I was 20. On all accounts I was doing really well. An appreciated and accomplished performer. Beautiful girlfriend. Healthy. Lots to be grateful for. And yet, I carried a nagging feeling in my gut. Something was missing. Something that I couldn’t quite grasp.
I was always whispering sweet nothings into God’s ear, or actually, more so, wanting God to whisper back. Give me a sign, a message, something. Why the need for divine guidance? Seemingly because I wasn’t getting the support I needed down here on Earth. My family and friends were all swept up in their own daily lives and stories. Underneath my comical and bright exterior was a very insecure and fearful self-yearning to find some kind of stability in the ever shifting currents of daily life.
And then a divine messenger came to me in the guise of a 70 year-old woman. Her name was Sara Paz. She was a self proclaimed healer and channel. Now back in the 80’s such words were hardly ever used, especially to the extent that they are today. Then, healers were doctors and channels were found on TV.
It was my girlfriend who heard about Sara and was intrigued. Truth is, I was actually reluctant to visit her, but of course, I gave into the wishes of my sweetheart. Five minutes into our first visit, I felt a sense of ease. Her mystical musings and light-hearted aura gave me a sense of familiarity. And then came the ultimate experience. I lay down on her healing table and she placed her hands on my heart. A warm sensation filled my body. Soon I was tingling all over. I saw the light. It was all consuming. I was home.
When you turn the light on in a room that has long since been forgotten, the first thing that becomes apparent is how untidy the place has become. In that magical moment of illumination, I became totally aware of how much fear and insecurity I carried around inside my psyche. In fact, I was quite overwhelmed to be aware of the extent of the mess that was there.
This awareness was key in motivating me to consciously step onto the healing path. My experience had been so profound that I was ready to change everything about my life. I realized that without this deeper healing I would never truly be happy or content. I understood that my fears and insecurities would continue to plague me. I would be their slave, subject to a lifetime of unnecessary drama and pain.

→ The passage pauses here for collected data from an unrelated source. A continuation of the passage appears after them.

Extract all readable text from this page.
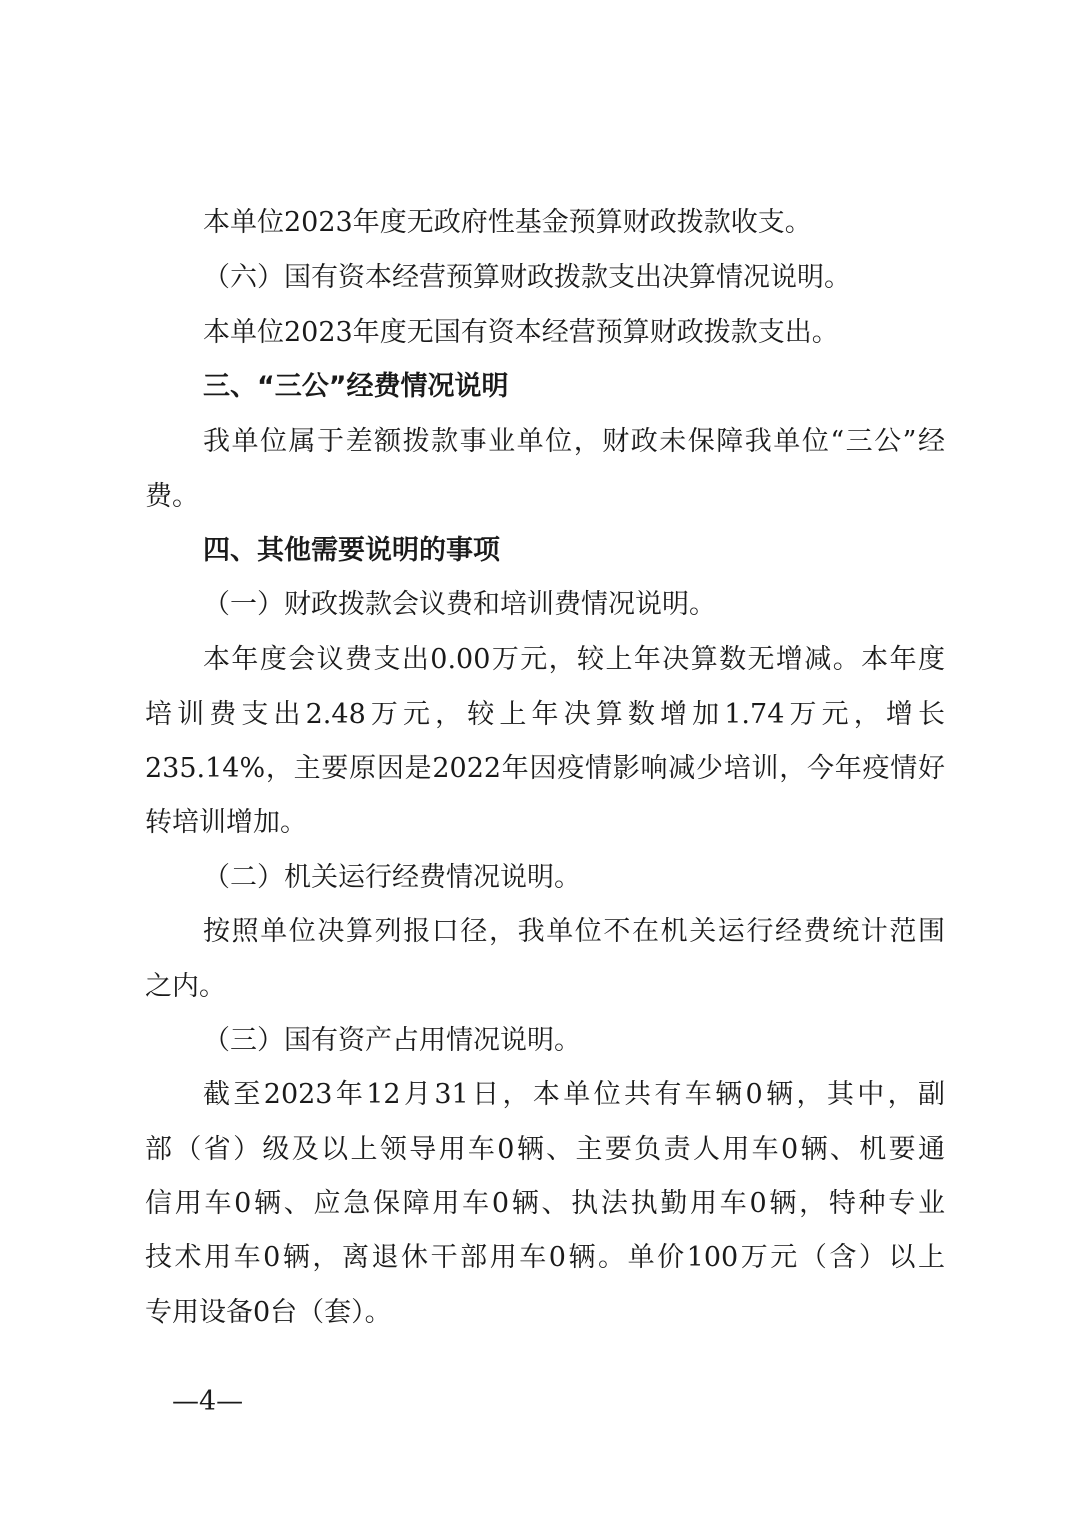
本单位2023年度无政府性基金预算财政拨款收支。
（六）国有资本经营预算财政拨款支出决算情况说明。
本单位2023年度无国有资本经营预算财政拨款支出。
三、“三公”经费情况说明
我单位属于差额拨款事业单位，财政未保障我单位“三公”经
费。
四、其他需要说明的事项
（一）财政拨款会议费和培训费情况说明。
本年度会议费支出0.00万元，较上年决算数无增减。本年度
培训费支出2.48万元，较上年决算数增加1.74万元，增长
235.14%，主要原因是2022年因疫情影响减少培训，今年疫情好
转培训增加。
（二）机关运行经费情况说明。
按照单位决算列报口径，我单位不在机关运行经费统计范围
之内。
（三）国有资产占用情况说明。
截至2023年12月31日，本单位共有车辆0辆，其中，副
部（省）级及以上领导用车0辆、主要负责人用车0辆、机要通
信用车0辆、应急保障用车0辆、执法执勤用车0辆，特种专业
技术用车0辆，离退休干部用车0辆。单价100万元（含）以上
专用设备0台（套）。
—4—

I began a journey to discover my truest self.
I had no clue as to how deep the rabbit hole was and let me tell you, from my perspective, it has no bottom. It’s endless. The psyche is quite the maze and it’s easy to get lost in there.
Luckily, Sara was only the first of a long string of teachers who always seemed to appear just as a new lesson began. I met, studied and meditated with gurus, yogis, shamans, monks, channelers, priests, rabbis and what not. If they had a lesson to share I was willing to learn. My daily life took a back seat to the profound intricacies of the mystical universe. My career was a distant backdrop to the more compelling mysteries that lay just beneath my breath. In the silence. Between the thoughts.
Meditation became the vehicle to endless hours of the deepest exploration. I not only saw the light, I was immersed in it. It became my constant. My salvation. My home. For almost two decades, I was the modern day mystic. Meditation, meditation and more meditation. I channeled the masters, my soul, and angels. I communed with other dimensional realities. I sought the comfort of soothing and healing vibrations. In other words, I was NOT in my body.
Looking back I see now that I was simply building the base upon which I could then do the real work. It was no longer about venturing out into the endless sea of consciousness, but actually to quietly step back into my own body, heart, mind, psyche. It was there in the dark, cluttered, dusty spaces of my inner being, that I would need to bring the healing and light that I had so abundantly found in my soul along with all of those bright and beautiful dimensions.
It was time to meet my inner child, confront my parental conditionings, and question the many socially influenced ideas and paradigms. I would need to unpeel layer upon layer of masks and stories. Hold them to the light, embrace them, forgive them and eventually transform them into something new something lighter, deeper, mature yet playful, wise and oh so loving.
The journey home will never end.
It’s the thousand-petaled lotus slowly and gracefully unfolding. Cycles upon cycles of becoming and dying, transforming and letting go.
So here I am now, 47. On all accounts doing very well. Not because of the company I keep, the work I do or even my good health. Not because of anything really. I am well because rather than doing well, I prefer BEING well.
BE-ing is rooted in that divine place that seemingly can only be accessed through deep relaxation. It’s a tone. A frequency. A state. It’s like tapping into a source of energy that inspires both peace and creative expression. Yes, it’s the source from which all the creative, rich and colorful muse this amazing universe has to offer, flows.
I can only wish that you each find your own unique way to BE-ing. Through and beyond the endless vistas of your psyche. Home to Source.